Я сразу пошел к себе в отряд переодеваться.

Надев потовызывающую форму и нахлобучив тяжеленные башмачищи, я заспешил вниз, где меня уже давно поджидал мой сосед и верный товарищ Максимка Шлепентох.

Я аккуратно спускался по ступенькам в непривычных и неудобных колодках, одной рукой придерживаясь за лестничные перила.

Неожиданно левая нога заскользила вниз, я упал, сильно ударившись копчиком, и проехал на заднице несколько ступенек.

Сзади громко захохотали – ни о каком сочувствии бледнолицему речи быть не могло.

Несмотря на боль, я быстро поднялся. Руки сами рвались вверх, как у советской гимнастки Ольги Корбут, только что триумфально закончившей олимпийское выступление.

Я на ходу учился делать хорошую мину при плохой игре и молча переносить тюремные невзгоды.

…Подъем – обед – ужин – отбой…

В этой незатейливой формуле, из которой по моей лени пока что выпадал завтрак, заключалось новое тюремное существование.

Подъем – обед – ужин – отбой – подъем – обед – ужин – отбой.

Формула стремилась к бесконечности.

Прелестью и одновременно наказанием пребывания в карантине и программе «прием и ориентация» являлось отсутствие ежедневной работы. Мне официально разрешали бить баклуши.
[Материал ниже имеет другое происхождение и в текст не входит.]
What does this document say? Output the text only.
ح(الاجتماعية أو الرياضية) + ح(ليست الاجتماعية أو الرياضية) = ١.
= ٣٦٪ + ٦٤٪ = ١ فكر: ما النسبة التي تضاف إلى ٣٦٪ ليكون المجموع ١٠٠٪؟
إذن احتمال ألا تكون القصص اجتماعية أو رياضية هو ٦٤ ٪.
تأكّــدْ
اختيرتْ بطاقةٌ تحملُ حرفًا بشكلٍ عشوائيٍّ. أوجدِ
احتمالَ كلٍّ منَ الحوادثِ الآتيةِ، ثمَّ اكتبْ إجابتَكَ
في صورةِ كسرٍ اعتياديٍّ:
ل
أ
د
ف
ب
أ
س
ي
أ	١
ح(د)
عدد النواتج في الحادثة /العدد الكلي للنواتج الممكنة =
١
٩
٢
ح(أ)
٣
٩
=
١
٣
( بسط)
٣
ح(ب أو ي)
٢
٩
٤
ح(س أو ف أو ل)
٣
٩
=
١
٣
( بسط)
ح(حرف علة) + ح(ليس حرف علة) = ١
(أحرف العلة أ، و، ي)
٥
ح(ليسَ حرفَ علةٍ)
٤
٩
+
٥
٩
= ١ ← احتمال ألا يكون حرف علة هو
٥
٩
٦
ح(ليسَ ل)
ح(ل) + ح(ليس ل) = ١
Мы с Максимкой нарезали круги по раскаленному «компаунду», валялись по выходным на Пинго-Бич или до бесконечности тусовались со своими земляками по СССР. Я запоем читал, знакомился с обстановкой и заводил новые знакомства.

Отрицательной стороной карантина стала проблема излишнего свободного времени и как ее результат – пессимистическое настроение.

Время тянулось долго и противно.

Я с нескрываемым ужасом подсчитывал в уме, сколько похожих и бесконечных суток мне предстоит провести на нарах с дядей Сэмом. В отрыве от всего нормального и привычного.

К большому огорчению, меня переводили из полюбившейся угловой камеры в середину коридора. В новой комнате я лишался спасительного потока воздуха, задувавшего из огромного коридорного вентилятора. К тому же все предстояло заново: знакомство, обустройство, возможные конфликты и т. д., и т. п.

Как только вертухай ушел, я побежал к своему главному пенитенциарному консультанту Максиму Шлепентоху.

– Слушай, Максимка, у меня проблемы. Менты приказали перебираться в 230-ю. Представляешь, только устроился, установил новые полки в шкафу, достал офигительную кровать – и все насмарку! Таких коек почти нет: она твердая и совсем не прогибается! К тому же я заплатил за ее ремонт. Один мекс ее полностью перетянул. Слов нет, как обидно, теперь все «снова здорово», – сокрушался я.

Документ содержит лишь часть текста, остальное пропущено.